I understand what you're saying... I don't know how to explain what I have in my mind... But sometimes I just feel... it's just like in that interview when I was asked about quintuples and I said: "I hope I won't see them". I don't care if I see four or five rotations. If I see four rotations but with something that stands out, I will be more impressed than a quintuple that doesn't stand out. You know, the number doesn't interest me.

Yet you care very much to continue doing quads...

True...

And you were the one who said: "When I stop doing quads, I stop skating."

Yes, I know! But there is - and I learned that from one of the courses that I took - external motivation and internal motivation, and they need to be in balance. I think numbers - points or medals or number of revolutions, like quads - are an external motivation, all the "materialistic" stuff. And an internal motivation is more about feelings, like, for example, trying to stand out, even with something simple, even with the double Axel but something which feels satisfying. So, the balance between the satisfaction and the points gives a reason to do all this. The beauty, the success, what we aim for is to find that balance - to reach the goal that the external motivation defines, but also to reach the one required by our internal motivation. And once this is balanced you reach a point where all makes total sense to you. Maybe this is the key. (smiles) But I don't know, maybe we will need to do this talk in ten years again and you will ask me the same question...

So, if you introduced me to these concepts and if we talk about you now, what are your external and internal motivations? For example, you still have this wish to go after quads...

But this is external, this wish for quads is an external motivation. People look for quads because this is a...

...a wow factor...

Exactly, this "wow" thing. But forty years ago, Jozef Sabovcík already landed those!
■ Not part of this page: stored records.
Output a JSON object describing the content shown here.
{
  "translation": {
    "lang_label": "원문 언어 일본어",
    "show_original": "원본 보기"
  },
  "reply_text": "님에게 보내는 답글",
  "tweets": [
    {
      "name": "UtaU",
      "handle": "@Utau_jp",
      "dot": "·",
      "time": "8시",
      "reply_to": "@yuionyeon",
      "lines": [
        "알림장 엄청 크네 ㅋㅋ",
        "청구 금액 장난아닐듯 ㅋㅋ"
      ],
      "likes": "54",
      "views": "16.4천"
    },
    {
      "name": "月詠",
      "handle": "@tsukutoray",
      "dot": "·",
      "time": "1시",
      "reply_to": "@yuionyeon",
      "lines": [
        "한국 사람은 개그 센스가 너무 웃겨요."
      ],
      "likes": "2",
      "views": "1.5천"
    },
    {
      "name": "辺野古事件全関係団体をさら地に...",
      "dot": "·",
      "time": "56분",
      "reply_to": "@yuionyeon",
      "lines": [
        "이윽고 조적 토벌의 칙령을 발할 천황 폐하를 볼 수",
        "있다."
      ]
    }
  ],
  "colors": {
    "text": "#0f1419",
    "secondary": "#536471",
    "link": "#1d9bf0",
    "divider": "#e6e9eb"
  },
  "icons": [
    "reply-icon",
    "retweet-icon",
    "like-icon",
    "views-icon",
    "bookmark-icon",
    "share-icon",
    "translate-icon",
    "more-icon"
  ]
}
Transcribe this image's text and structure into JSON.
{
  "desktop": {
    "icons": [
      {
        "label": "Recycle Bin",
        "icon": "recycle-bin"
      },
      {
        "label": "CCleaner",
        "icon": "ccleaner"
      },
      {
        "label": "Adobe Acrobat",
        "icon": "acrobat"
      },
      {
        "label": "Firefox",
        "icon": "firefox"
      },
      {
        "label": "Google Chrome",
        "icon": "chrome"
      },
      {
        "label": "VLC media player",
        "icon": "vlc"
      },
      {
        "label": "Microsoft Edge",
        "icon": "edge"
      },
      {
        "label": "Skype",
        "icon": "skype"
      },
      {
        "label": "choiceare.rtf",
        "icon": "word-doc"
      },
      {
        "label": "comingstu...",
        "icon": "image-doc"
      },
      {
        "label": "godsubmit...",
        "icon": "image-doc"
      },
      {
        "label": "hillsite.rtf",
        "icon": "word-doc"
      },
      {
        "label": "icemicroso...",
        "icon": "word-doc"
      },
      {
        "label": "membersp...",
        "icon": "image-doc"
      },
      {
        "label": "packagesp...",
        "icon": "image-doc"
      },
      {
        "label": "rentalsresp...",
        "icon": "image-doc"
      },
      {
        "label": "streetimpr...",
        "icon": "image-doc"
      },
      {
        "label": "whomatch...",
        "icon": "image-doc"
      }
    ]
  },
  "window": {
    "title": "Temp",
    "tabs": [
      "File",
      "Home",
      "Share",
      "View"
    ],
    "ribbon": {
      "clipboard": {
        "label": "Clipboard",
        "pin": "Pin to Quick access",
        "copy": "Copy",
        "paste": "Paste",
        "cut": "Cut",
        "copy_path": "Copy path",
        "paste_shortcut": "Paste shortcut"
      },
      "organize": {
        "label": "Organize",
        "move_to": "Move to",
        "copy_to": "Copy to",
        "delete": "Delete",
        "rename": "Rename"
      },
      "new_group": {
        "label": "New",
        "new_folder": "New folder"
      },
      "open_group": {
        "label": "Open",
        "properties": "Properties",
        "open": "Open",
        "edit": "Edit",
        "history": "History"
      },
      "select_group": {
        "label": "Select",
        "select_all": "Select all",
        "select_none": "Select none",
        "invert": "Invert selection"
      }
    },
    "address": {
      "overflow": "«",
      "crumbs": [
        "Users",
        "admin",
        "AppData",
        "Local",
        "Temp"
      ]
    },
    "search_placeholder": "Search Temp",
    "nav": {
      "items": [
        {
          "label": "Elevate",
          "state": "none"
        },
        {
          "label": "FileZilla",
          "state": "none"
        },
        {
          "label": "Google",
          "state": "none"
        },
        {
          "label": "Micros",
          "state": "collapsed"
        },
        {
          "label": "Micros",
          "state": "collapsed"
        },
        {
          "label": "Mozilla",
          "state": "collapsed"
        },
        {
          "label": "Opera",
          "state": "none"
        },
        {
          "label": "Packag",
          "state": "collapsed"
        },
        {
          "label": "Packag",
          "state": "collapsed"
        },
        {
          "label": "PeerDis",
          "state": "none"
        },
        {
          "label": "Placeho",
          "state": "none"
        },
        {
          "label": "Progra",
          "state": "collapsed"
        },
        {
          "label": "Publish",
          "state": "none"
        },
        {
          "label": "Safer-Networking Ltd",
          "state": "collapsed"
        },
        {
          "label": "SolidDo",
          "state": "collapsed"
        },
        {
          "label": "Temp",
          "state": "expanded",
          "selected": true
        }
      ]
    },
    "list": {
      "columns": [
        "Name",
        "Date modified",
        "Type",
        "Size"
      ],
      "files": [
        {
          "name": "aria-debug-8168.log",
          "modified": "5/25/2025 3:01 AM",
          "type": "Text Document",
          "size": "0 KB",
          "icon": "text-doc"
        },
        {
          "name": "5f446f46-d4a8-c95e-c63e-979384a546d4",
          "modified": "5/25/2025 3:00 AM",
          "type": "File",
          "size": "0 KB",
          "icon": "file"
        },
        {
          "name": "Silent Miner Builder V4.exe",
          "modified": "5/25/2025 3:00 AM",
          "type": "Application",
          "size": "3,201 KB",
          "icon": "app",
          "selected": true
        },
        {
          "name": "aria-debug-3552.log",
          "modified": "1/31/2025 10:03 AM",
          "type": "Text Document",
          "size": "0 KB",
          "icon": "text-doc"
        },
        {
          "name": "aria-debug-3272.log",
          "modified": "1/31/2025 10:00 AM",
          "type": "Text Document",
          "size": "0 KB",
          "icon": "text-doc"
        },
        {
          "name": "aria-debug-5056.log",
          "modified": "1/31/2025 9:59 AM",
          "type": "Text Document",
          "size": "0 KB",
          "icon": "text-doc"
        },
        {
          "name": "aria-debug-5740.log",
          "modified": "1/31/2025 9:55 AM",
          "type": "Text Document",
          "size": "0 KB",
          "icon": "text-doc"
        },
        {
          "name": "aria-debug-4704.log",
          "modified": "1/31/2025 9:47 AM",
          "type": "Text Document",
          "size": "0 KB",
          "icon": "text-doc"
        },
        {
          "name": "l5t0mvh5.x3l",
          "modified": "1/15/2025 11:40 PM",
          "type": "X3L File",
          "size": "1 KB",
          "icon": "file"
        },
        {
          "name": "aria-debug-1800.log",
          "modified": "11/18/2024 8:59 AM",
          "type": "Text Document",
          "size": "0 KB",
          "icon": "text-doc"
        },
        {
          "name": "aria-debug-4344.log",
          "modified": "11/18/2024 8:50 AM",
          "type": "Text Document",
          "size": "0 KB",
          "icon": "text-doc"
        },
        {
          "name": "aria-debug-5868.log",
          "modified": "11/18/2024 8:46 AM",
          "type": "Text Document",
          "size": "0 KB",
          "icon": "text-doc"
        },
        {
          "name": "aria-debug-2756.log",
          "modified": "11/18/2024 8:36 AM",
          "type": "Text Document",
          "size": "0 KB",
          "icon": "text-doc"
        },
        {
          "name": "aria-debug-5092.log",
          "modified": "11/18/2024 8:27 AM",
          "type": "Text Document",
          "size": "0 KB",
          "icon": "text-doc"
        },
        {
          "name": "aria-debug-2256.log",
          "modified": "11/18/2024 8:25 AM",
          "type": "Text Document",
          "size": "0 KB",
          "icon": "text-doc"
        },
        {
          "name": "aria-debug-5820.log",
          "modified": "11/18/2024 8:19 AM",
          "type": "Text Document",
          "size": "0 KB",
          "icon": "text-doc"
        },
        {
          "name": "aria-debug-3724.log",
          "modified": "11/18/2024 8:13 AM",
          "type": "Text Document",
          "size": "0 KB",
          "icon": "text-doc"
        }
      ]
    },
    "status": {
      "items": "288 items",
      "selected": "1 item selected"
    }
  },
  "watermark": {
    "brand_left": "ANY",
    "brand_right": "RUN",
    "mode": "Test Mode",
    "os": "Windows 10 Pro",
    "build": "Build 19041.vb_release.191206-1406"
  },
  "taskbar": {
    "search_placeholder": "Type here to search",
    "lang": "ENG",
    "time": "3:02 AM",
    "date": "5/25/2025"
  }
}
When I hear people saying it's exceptional to see quads, I'm surprised: it's not ten years, it's forty years ago that we were already doing quads, so...
The internal motivation is more like: "Okay, I shut down my brain and I feel my body". When I am working, my body, my mind, everything is getting to one place. And I feel that my body is my home. Whatever I would like to start now I'm in peace with myself. This is a state where you don't stay forever, I don't think that you can stay for a long time in it.

When you perform you are usually in this state...

You get to that point. But it takes time and experience, you need to know yourself, your body, your mind, you need to work on a lot of technical things. And so this comes back to internal and external motivation, it's a system that means both growing together, evolving together, it's a continuous evolution and it's never stopping nor going only up, sometimes you lose a little bit, there are fluctuations...

And what is an external motivation for you? No more numbers, points, medals now...

The success of my students. I don't know exactly what their external motivation is but mine is the success of my students even though I didn't know exactly how they define success for themselves.

And external motivation for your own skating?

For my skating? That I'm able to push further my limits, of course. I don't know how I will be able to push much more physically, but to hold on and to keep working on my body, my mind. And if I'm able to hold on to that, then I will be able to push more into choreo, into practicing. I love to feel that I'm still capable, capable of skating, of creating, of performing. This is an external motivation for me.

Since that talk we had in Bellinzona the situation with the figure skating season and all over the world has changed dramatically. And although it must be pretty tough for Stéphane to stay away from the ice for so long, not to be as busy as he loves to be, to "socialize" more online than offline, he finds passion and motivation to help skaters and skating fans to push their limits and keep training.
Thank you, Stéphane, for your gorgeous "Strength & Plyometrics" training session. And I promise to work more on my plank, it will be my new external motivation (or is it internal?).